Re-barreling an m1 garand

Have you established a relationship between how much metal you remove from the barrel shoulder and the change in degrees in hand tight barrel offset? For example, how many thou do you remove to get a barrel that sits at 30 deg offset to change to 15 deg offset?

15 degrees would be 15/360 = 1/24th of a turn. With a 10tpi pitch, 1/24th of a turn would be 1/24 X .100 = .0042.
I generally go a bit shy, then sneak up on it. Better that way than going too far, and turning past index. Torque is also a factor.
 
Have you established a relationship between how much metal you remove from the barrel shoulder and the change in degrees in hand tight barrel offset? For example, how many thou do you remove to get a barrel that sits at 30 deg offset to change to 15 deg offset?

Frankly, no. I cut off 1 or 2 thou, check hand tight, and if not within 15 degrees, I remove another 1 or 2 thou, repeat. Most I ever had to take was 4 thou on a Criterion. 3 thou on a GI.
 
More about the action wrench than the other tools. It's easy to twist an M1 receiver.

There are lots of fancy-dancy wrenches out there, I use a home-made copy of the Brownells Mauser 98 wrench, only I reverse the top clamp so that I squeeze the action between 2 parallel flats, snugged down with bolts. Works fine, and I've never damaged an action. Buying a more specialized wrench is fine, but in reality, all of them bear on the bottom legs and the top flat of the receiver up at the front.

I'd post a pic, but I loaned it out to a buddy this week :(
 
Installing a previously used barrel is a bit of a crap shoot. Might pull up nicely to index, might not. If it turns past index, rolling the shoulder might get good torque. If the headspace is excessive, there in no fix.

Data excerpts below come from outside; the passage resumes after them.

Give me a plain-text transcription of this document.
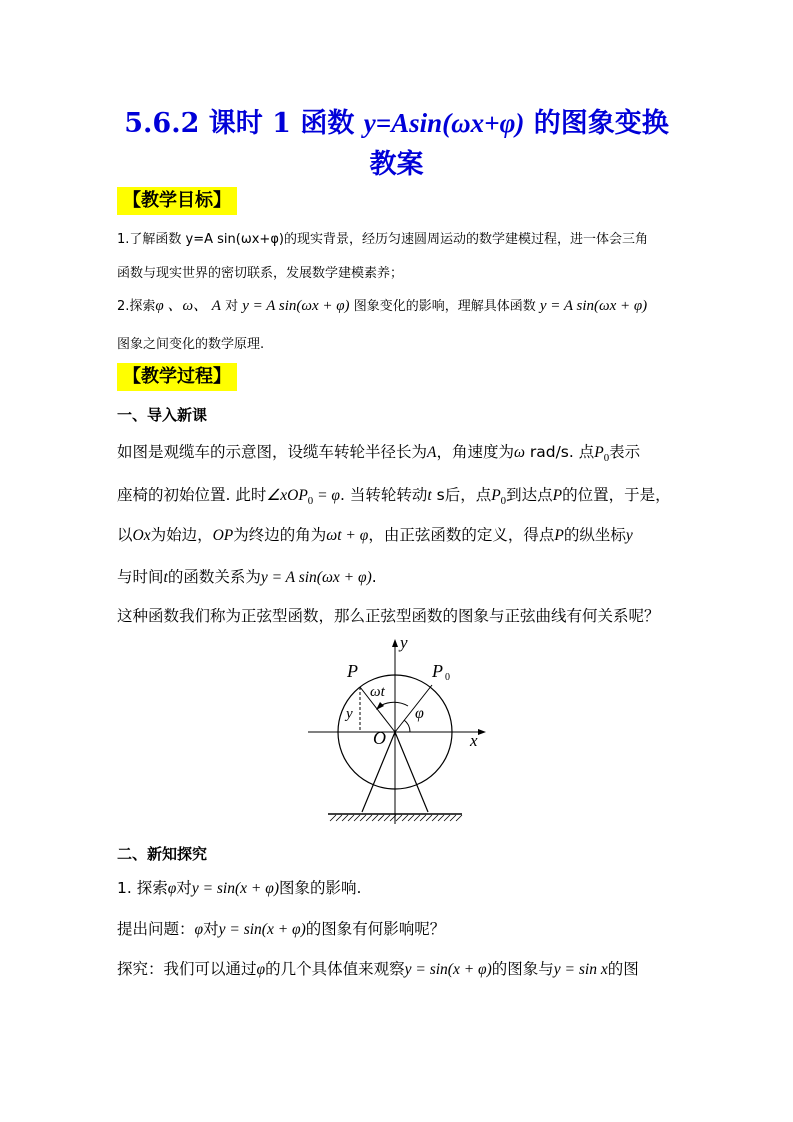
5.6.2 课时 1 函数 y=Asin(ωx+φ) 的图象变换
教案
【教学目标】
1.了解函数 y=A sin(ωx+φ)的现实背景，经历匀速圆周运动的数学建模过程，进一体会三角
函数与现实世界的密切联系，发展数学建模素养；
2.探索φ 、ω、 A 对 y = A sin(ωx + φ) 图象变化的影响，理解具体函数 y = A sin(ωx + φ)
图象之间变化的数学原理.
【教学过程】
一、导入新课
如图是观缆车的示意图，设缆车转轮半径长为A，角速度为ω rad/s. 点$P_0$表示
座椅的初始位置. 此时∠xOP$_0$ = φ. 当转轮转动t s后，点$P_0$到达点P的位置，于是，
以Ox为始边，OP为终边的角为ωt + φ，由正弦函数的定义，得点P的纵坐标y
与时间t的函数关系为y = A sin(ωx + φ).
这种函数我们称为正弦型函数，那么正弦型函数的图象与正弦曲线有何关系呢？
y
x
O
P	P 0
ωt
φ
y
二、新知探究
1. 探索φ对y = sin(x + φ)图象的影响.
提出问题：φ对y = sin(x + φ)的图象有何影响呢？
探究：我们可以通过φ的几个具体值来观察y = sin(x + φ)的图象与y = sin x的图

Kunnhausen details how to roll-peen the shoulder to recoup a few degrees of index when installing used barrels. I've never had this issue with an M1, but had to do it once on an M14 back in the days when we could use these at Connaught. Worked fine. Would not be my preferred method though ;) Measure twice, cut once - lol.
 
In extremis a large crescent wrench would work on the Garand receiver. As pointed out, the action wrench only bears on the top and bottom of the receiver on a Garand. A length of pipe could be sleeved over the wrench handle to gain additional torque. If you are into re-barrelling more than one type of rifle the Brownells universal action wrench with interchangeable heads for specific receivers would be a good investment. I've been using the purpose made Garand wrench from the US CMP for the past 10 yrs or so; big and sturdy and heavy enough to stun an elephant. Whatever wrench is used make sure that it is a tight fit and that the receiver is protected with card stock or something (a cut to fit piece of breakfast food/coke box works well) to prevent marring the finish.